Stricken by the unexpected sight and the tormenting effect on his mind and heart, Turner acted instinctively.
Shrugging out of his heavy flannel shirt, he knelt and--one at a time--gingerly placed the babies against the warm fabric and tucked the bulky garment around them. He folded back the excess, careful not to bury their faces.
He lifted the bundle gently and held it against his chest, his mind racing. Turning on his heel, he inspected the stall, the space leading to it, and each of the surrounding pens. Twelve contained restless horses. Eight were empty.
None hid a woman.
He checked the tack room and even walked back to his quarters. The room held everything he needed for his sparse existence: A bed, a small coal burner, a table and one chair.
Warmth and motion soothed the babies. Nestled against each other in the soft bundle of his shirt and against his heart, they grew silent.
He studied their miniature features, and a torturous ache weighted his chest. He didn’t want to look at them, didn’t want to add to his misery, but he couldn’t keep his gaze away. The child with the most hair had a hand splayed against his cheek, and his fingers were unbelievably tiny with perfect little nails. The other opened his heart-shaped mouth and turned his seeking face against the flannel. Turner couldn’t catch his breath for seconds. His head swam.
Tiny and helpless and alone. The fact that someone had abandoned them chafed Turner’s temper.

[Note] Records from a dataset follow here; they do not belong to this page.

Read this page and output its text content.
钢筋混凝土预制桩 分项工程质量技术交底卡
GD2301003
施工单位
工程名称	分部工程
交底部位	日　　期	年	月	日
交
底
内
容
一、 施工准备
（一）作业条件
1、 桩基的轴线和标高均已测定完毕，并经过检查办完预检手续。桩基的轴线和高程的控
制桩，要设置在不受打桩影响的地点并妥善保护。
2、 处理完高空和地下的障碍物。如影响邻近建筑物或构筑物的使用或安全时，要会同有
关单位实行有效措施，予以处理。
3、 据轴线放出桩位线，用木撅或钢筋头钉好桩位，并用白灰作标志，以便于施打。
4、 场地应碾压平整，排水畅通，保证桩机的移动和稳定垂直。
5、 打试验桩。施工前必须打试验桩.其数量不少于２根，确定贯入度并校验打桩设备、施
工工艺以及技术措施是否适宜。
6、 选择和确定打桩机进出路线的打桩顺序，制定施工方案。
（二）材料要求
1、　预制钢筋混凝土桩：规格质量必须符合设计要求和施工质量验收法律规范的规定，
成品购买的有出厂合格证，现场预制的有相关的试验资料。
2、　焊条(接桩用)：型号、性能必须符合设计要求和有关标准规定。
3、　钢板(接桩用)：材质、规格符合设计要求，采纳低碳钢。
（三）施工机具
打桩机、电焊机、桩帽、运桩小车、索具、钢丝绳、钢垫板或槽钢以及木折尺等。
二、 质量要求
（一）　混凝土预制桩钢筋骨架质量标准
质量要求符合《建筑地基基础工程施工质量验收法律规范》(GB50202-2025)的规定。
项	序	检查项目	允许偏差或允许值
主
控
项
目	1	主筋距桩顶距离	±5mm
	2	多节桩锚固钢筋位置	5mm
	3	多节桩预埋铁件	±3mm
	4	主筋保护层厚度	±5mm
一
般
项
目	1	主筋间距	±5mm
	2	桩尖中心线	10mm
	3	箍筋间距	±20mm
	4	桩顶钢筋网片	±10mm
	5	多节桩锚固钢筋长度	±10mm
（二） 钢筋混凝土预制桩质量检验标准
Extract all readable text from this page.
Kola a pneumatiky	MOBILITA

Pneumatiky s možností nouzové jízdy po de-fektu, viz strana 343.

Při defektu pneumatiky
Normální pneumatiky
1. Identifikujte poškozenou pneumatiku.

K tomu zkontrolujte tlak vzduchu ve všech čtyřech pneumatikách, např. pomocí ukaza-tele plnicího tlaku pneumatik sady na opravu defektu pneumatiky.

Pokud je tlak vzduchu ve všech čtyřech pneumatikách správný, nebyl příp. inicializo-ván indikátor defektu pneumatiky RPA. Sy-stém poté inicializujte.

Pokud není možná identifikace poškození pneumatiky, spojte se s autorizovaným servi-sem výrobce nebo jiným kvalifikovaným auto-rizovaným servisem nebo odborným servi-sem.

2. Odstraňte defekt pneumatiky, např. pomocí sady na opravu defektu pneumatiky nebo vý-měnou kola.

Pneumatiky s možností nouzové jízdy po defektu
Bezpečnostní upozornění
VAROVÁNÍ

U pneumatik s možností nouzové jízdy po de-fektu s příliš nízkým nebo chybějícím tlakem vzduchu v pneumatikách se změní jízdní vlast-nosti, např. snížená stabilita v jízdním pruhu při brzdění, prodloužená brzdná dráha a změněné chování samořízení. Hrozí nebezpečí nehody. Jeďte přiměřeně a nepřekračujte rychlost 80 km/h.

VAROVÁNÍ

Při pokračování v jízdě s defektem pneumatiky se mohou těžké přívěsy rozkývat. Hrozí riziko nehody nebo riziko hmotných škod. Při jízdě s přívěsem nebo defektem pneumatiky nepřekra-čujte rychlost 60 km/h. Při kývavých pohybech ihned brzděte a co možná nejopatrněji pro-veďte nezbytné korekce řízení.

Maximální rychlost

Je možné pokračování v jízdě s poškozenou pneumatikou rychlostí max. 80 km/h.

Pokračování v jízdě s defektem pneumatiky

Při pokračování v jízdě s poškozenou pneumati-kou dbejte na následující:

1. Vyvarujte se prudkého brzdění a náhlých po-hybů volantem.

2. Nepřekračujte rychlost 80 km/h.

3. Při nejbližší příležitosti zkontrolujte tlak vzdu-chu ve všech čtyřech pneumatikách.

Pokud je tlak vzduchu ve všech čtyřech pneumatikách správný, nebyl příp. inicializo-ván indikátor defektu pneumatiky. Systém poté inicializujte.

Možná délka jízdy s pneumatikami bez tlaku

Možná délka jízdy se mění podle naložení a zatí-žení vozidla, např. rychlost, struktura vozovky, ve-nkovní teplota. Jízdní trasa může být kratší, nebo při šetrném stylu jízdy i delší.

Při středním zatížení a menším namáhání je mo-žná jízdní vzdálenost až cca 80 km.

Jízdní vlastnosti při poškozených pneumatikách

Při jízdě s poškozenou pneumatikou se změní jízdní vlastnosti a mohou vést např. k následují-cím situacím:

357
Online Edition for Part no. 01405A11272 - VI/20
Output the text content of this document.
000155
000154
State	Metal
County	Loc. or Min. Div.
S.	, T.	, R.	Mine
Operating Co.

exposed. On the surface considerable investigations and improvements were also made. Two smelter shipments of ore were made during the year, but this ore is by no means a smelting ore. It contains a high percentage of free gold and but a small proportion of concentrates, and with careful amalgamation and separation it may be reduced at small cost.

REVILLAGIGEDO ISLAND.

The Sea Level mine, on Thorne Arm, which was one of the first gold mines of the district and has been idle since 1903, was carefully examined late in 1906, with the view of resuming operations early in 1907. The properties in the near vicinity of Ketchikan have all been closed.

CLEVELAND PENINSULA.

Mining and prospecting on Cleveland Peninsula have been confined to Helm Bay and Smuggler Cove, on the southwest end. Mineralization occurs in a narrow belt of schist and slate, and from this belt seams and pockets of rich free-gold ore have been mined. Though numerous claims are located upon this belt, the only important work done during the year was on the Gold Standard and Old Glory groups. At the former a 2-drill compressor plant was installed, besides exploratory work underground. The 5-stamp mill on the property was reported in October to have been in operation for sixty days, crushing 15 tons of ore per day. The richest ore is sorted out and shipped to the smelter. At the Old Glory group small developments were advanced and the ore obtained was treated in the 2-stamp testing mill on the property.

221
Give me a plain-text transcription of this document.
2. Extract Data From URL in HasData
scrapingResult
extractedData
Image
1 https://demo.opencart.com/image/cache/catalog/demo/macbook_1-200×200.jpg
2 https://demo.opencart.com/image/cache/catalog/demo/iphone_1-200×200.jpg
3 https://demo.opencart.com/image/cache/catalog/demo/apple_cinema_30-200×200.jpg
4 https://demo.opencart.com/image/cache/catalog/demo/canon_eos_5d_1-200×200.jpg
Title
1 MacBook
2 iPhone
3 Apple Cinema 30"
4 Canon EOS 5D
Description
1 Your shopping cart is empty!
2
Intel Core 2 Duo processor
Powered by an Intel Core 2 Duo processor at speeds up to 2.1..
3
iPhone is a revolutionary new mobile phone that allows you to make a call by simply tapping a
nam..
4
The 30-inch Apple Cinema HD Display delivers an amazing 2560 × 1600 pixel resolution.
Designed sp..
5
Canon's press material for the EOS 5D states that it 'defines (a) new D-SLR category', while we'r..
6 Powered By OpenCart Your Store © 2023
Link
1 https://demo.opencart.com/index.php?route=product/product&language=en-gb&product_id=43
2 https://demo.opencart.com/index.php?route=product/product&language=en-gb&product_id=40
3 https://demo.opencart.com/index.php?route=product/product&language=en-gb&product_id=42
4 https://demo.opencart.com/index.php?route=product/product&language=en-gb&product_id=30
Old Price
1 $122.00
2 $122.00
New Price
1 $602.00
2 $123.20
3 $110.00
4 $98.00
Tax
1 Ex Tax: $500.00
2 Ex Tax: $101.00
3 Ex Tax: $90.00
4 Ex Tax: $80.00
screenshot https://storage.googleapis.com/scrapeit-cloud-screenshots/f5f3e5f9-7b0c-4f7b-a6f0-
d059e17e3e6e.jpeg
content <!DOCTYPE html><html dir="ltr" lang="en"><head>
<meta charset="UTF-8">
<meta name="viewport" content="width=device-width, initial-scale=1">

The act was inconceivable.
And now what in blazes was he to do with them? They wouldn’t survive a day without milk and proper care. He stirred the ashes in the coal burner and added fuel to get the room warm.
The bell outside the entrance clanged once, then silenced abruptly as though someone had placed a hand on it. It was rare that anyone came for his mount or to leave a horse this late. He’d heard the stage earlier, though, and occasionally, if the small stable behind the freight station was full, the drivers boarded animals here overnight.
He placed the babies on his bed, making sure they were bundled snugly before he strode through the building. He hadn’t tethered Comanche. His horse had wandered to the other side of the open area and stood with his head lowered. “I’ll get you bedded down in a shake, boy.”
Two lanterns still burned on either side of the entrance. Turner opened the door and peered out.
A feminine form in a dark coat and fur-lined hat moved into the glow of the lantern. “Pardon me for disturbing you so late.”
So here she was. He looked her over, suspicion sending a warning signal to his senses. Her hat was pulled low so that it almost hid her eyes, and her nose was red. “Who are you?”
“My name’s Gabrielle Rawlins. I need a place to stay. The hotel’s full, you see. The man there told me--.”
“What were you tryin’ to pull?”
“Takin’ off like that?”
She glanced over her shoulder and repeated, “Pardon me?”
“Looks like a mighty warm coat you’re wearin’ there.”
“It’s sufficient. What I need is--.”
At that moment, a thin wail rose from the back of the building and echoed through to the front. It was immediately joined by a second.
The young woman’s eyes widened and she stared at Turner.
“Had somewhere important to go?” he asked, narrowing his gaze.
“I told you, I--.”
“Tell me anything you like, but what kind of woman leaves two spankin’ new babies alone in a horse stall?”
The squall was unmistakable. Her shocked gaze traveled past his shoulder. Eyes a rich tawny color like dark honey widened.
“Yeah, I found ‘em. What did you think would happen?”
So quickly that he didn’t have time to stop her, she slipped past him and ran toward the source of the pathetic cries.
Taking note of her bag sitting in the snow, he moved it inside before he bolted the door and followed.